« La couleur du jour | Page d'accueil | Sigrid »

11 janvier 2009

Lectures

Depuis mon émerveillement face à la poésie de Deguy, je me suis plutôt fourvoyée.

Peu de lectures satisfaisantes, donc.

Pour commencer Où on va, papa de Jean-Louis Fournier (merci Ad ! Je te cite parce que t'as pas aimé non plus). Bon, bien sûr, y'a des passages chouettes, émouvants, parce que l'on sait que tout est vrai. Cela dit, j'ai trouvé ça un peu court, je veux dire pour un roman pour adultes. De plus en plus, d'ailleurs, je lis des romans pour adultes qu'on croirait écrits pour des ados. Autant au niveau du sens que du format. Le jeunisme va loin. Donc oui, intéressant, mais on reste sur sa faim. On aurait aimé davantage de densité. De profondeur ?

Même sentiment, en pire, pour Lorsque j'étais une oeuvre d'art. Ah, Eric-Emmanuel Schmitt que j'aime tant lire d'habitude, que vous est-il arrivé ? (La célébrité ?) Alors y'en a qui disent que c'est une fable philosophique, ce qui excuserait toute incrédibilité (j'ose pas dire médiocrité. Et puis si après tout, je travaille pour aucun média). Parce que vraiment, mais alors vraiment, on n'y croit pas. C'est sans parler des poncifs liés à l'art, avec idées plutôt conservatrices (l'art, le vrai, c'est quand on peint sur une vraie plage sur une vraie toile, avec de la vraie peinture, un vrai chevalet, à l'écoute de la vraie nature quoi). Des poncifs liés aux relations sociales et amoureuses (ah la belle et soumise héroïne, dévouée à son père diminué, capable d'aimer au-delà des apparences, ah, et en opposition les belles avides et bêtes qui se font des crasses, ah les femmes quoi). Des rebondissements qui n'en sont pas (attention pseudo-spoiler, ah ah) : quoi non si, oh, il est aveugle !? Oh, non, si ? Mais on l'avait deviné dès les premiers mots qui l'ont mis en scène... L'auteur, maladroitement (mais je crains que ça ne soit adroitement), tombe dans les travers qu'il dénonce : il impose une autre vue. Bref ça dégouline de morale, berk (pourquoi est-ce que les gens ces temps-ci confondent morale et philosophie ? Cultivons notre jardin, c'est de la philosophie ; notre jardin doit être frais et iodé, c'est de la morale).

mains.gifIl y en a une qui prend enfin ses lecteurs pour des gens intelligents, c'est Emmanuelle Pagano. Je ne la connaissais pas du tout, et c'est donc la première fois que je la lisais avec Les mains gamines (merci r ! ). J'ai lu ce roman avec beaucoup de plaisir et d'émotions.
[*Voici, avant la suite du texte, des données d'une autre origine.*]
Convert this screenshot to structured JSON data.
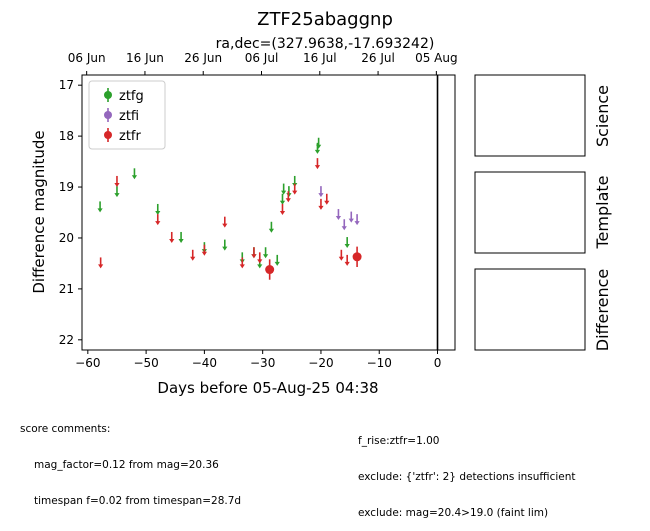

La langue est belle, le style très personnel, la structure du récit maîtrisée, les différentes voix justes. Mais immense colère à la lecture du dernier chapitre. Impression d'avoir été emmenée sur un chemin glauquissime sans crier gare. Bon, c'est aussi du talent de balader son lecteur comme ça. Mais là ça touche à l'enfance, et à l'intimité de l'enfance. Rien ne devrait être tabou en littérature, certes, mais j'ai quand même eu un sentiment de révolte et même de dégoût, ce qui m'arrive rarement avec un livre. C'est amoral au possible, ce qui fait du bien certes, après avoir lu le truc du dessus, mais c'était peut-être un trop grand écart. Bon, faut que je lise un autre livre d'elle.

J'ai ensuite voulu me raccrocher à une valeur sûre. Allez chiche un prix Nobel : Ritournelle de la faim de Le Clézio (merci S !). Sans surprise : c'est beau. Le plus émouvant, et le génie de Le Clézio à mon sens dans ce roman, ce sont les deux chapitres de début et de fin. Sans eux ça n'aurait été qu'une simple histoire de jeune fille face à la guerre. Mais ces deux chapitres donnent une dimension magnifique, face à la faim, et face à l'empathie filiale. Cet homme a réussi à se placer dans la tête et le coeur de sa mère âgée de 20 ans, avec ce que l'on imagine d'extrapolation, de romance, d'amour, d'écoute de confidences au cours d'une vie... C'est cela qu'on imagine, qui n'est pas dit, et qui est le plus beau, je trouve. (Ca va, S, comme fiche de lecture ?)

Maintenant je vais me plonger dans 20 projets pour éviter à un élève de cycle 3 toute trépanation sans chirurgie (argh). Pitié, sauvez-moi, conseillez-moi autre chose.